— О, Владимир Андреевич, как я рад тебя видеть! Башка покачивался, от него несло перегаром, под глазами лежали синие тени. Он попытался придать своему помятому лицу счастливое выражение.
— Привет, Башка.
— А товарища твоего что-то не узнаю.
— Еще узнаешь, — успокоил его Косарев. В комнате, пригласив незваных гостей сесть, Башка как бы невзначай положил газету на край стола. Мартынов заметил этот маневр, приподнял газету и ткнул пальцем в три хрустящих стодолларовых купюры нового образца.
— Откуда?
— Да так, отдают люди старые долги.
— Как живешь-то, Башка?
— Неплохо. Бабулька жива.
— Все так же пьет?
— Этим и держится.
— Все по карманам лазишь?
— Ни в коем случае.
Башка изложил ту же историю о барахолке, которую недавно рассказывал Матросу.
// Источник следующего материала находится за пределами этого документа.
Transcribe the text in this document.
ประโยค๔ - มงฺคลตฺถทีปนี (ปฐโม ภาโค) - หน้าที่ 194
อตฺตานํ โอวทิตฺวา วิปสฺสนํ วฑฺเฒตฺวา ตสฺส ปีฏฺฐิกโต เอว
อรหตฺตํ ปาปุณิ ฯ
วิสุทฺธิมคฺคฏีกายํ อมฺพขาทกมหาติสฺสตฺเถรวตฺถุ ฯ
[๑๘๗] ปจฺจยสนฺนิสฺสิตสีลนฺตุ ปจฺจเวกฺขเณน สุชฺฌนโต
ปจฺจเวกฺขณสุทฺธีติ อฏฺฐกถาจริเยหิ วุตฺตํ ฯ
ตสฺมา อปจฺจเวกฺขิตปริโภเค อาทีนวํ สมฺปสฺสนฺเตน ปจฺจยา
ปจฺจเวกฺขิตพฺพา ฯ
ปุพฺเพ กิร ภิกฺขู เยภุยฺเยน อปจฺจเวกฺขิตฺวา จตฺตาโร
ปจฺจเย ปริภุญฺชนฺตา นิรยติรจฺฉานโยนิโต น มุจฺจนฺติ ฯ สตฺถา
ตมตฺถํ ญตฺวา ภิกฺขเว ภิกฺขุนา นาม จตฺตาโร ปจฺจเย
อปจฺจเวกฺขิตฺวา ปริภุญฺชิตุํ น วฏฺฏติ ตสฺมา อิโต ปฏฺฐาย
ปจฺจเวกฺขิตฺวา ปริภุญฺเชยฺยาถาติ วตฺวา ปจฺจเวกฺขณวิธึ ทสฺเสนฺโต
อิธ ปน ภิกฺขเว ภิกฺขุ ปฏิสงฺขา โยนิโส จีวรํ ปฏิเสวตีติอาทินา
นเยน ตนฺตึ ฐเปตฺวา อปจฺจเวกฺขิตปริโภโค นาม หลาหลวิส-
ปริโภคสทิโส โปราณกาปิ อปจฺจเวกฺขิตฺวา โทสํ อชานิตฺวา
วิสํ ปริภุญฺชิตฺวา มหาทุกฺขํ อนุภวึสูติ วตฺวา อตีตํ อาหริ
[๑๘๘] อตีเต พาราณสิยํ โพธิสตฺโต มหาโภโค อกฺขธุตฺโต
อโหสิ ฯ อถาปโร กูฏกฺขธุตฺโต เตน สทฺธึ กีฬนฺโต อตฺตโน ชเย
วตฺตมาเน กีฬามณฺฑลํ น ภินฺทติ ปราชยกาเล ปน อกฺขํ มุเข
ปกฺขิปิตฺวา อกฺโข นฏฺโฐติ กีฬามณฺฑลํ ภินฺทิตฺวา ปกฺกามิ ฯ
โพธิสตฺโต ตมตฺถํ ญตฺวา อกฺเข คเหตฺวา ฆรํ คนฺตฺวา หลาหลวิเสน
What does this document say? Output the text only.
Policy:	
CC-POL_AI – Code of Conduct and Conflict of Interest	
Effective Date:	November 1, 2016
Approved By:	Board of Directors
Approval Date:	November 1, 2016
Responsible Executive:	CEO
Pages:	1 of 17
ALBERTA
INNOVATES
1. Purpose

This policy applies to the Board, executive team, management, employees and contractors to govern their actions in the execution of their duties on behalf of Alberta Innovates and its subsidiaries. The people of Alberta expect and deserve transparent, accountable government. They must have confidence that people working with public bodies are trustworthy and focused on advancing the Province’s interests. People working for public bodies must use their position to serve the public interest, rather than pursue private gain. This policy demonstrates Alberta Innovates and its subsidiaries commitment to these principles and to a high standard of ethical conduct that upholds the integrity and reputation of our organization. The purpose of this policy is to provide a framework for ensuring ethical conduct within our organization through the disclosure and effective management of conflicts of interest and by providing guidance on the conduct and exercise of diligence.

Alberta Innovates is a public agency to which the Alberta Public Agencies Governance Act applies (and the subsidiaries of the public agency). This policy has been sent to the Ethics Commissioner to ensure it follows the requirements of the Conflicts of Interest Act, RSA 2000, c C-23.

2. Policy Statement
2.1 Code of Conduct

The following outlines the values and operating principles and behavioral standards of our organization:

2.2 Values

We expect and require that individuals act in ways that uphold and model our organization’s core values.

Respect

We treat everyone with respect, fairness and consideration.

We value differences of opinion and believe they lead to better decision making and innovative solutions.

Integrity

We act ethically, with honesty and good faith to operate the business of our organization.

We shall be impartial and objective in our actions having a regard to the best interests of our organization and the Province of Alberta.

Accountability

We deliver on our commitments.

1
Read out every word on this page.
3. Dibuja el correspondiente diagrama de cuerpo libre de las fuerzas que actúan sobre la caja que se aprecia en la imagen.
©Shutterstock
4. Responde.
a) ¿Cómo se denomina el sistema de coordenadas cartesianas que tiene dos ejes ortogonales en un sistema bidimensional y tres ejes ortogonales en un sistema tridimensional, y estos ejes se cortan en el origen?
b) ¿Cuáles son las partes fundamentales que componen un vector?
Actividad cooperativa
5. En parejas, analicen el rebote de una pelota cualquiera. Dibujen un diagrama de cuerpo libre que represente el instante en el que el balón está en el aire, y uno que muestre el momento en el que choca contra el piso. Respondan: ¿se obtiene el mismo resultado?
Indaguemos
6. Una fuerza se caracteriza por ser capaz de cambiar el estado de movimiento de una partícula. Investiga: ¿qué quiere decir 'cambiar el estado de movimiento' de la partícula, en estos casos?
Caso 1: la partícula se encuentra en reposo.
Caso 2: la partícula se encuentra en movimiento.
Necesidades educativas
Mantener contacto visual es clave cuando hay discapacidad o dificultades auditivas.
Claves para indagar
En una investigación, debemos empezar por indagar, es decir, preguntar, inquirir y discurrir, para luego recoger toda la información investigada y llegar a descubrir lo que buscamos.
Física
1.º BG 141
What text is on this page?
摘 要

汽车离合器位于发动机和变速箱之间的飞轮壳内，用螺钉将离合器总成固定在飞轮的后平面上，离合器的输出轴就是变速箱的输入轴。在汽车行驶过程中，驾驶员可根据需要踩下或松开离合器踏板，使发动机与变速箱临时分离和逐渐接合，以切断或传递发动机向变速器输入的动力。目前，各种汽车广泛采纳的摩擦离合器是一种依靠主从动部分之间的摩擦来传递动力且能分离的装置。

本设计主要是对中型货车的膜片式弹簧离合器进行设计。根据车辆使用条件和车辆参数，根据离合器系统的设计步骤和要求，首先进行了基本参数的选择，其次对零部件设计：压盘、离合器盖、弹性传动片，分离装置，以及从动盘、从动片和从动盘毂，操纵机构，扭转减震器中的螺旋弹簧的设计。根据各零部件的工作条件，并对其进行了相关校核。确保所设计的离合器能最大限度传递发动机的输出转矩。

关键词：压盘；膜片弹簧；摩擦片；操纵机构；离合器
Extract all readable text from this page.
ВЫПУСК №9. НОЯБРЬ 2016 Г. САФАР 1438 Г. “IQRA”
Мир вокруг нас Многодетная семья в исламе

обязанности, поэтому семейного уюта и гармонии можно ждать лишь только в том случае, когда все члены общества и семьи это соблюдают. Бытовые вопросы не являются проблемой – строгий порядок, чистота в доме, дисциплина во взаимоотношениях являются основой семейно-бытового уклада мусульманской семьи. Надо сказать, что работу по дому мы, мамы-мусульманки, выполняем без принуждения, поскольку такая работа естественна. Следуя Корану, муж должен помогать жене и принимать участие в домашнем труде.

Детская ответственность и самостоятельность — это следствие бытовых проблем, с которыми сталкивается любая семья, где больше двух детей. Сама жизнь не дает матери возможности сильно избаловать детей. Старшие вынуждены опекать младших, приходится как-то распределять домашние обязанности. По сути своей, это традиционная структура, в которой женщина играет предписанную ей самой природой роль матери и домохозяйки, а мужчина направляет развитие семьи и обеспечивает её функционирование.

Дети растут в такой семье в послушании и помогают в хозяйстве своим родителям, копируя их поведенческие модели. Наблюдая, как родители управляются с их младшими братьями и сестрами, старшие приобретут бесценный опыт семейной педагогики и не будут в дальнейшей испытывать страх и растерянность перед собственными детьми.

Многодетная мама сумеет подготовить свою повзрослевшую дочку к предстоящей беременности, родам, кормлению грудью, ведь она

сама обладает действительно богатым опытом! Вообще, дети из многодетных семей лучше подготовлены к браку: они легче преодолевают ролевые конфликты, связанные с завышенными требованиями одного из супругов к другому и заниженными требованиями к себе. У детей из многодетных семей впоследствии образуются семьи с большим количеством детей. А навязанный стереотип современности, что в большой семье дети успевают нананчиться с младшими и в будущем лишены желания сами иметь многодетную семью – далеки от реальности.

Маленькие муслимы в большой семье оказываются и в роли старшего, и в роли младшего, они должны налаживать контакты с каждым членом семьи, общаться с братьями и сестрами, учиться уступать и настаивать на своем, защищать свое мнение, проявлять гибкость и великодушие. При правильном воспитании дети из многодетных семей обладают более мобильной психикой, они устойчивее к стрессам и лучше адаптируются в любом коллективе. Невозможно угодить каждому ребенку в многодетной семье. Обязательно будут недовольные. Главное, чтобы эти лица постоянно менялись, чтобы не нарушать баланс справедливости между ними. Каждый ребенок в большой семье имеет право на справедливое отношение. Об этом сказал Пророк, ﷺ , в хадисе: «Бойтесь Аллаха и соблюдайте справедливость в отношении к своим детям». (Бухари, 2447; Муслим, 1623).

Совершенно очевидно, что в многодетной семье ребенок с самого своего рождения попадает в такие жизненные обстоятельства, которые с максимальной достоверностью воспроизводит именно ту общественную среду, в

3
— Да, такие люди оставляют промысел. Скоро совсем профессия измельчает, — вздохнул Мартынов.
— Точно говоришь, товарищ начальник. Раньше какие люди были. Какие времена. Какие бригады сколачивали. Какие понты на гастролях держали.
— Было дело.
— Я ведь еще с Коротышкой Аденауэром работал.
Слышал о нем? .
— Как не слышать.
— Живая легенда!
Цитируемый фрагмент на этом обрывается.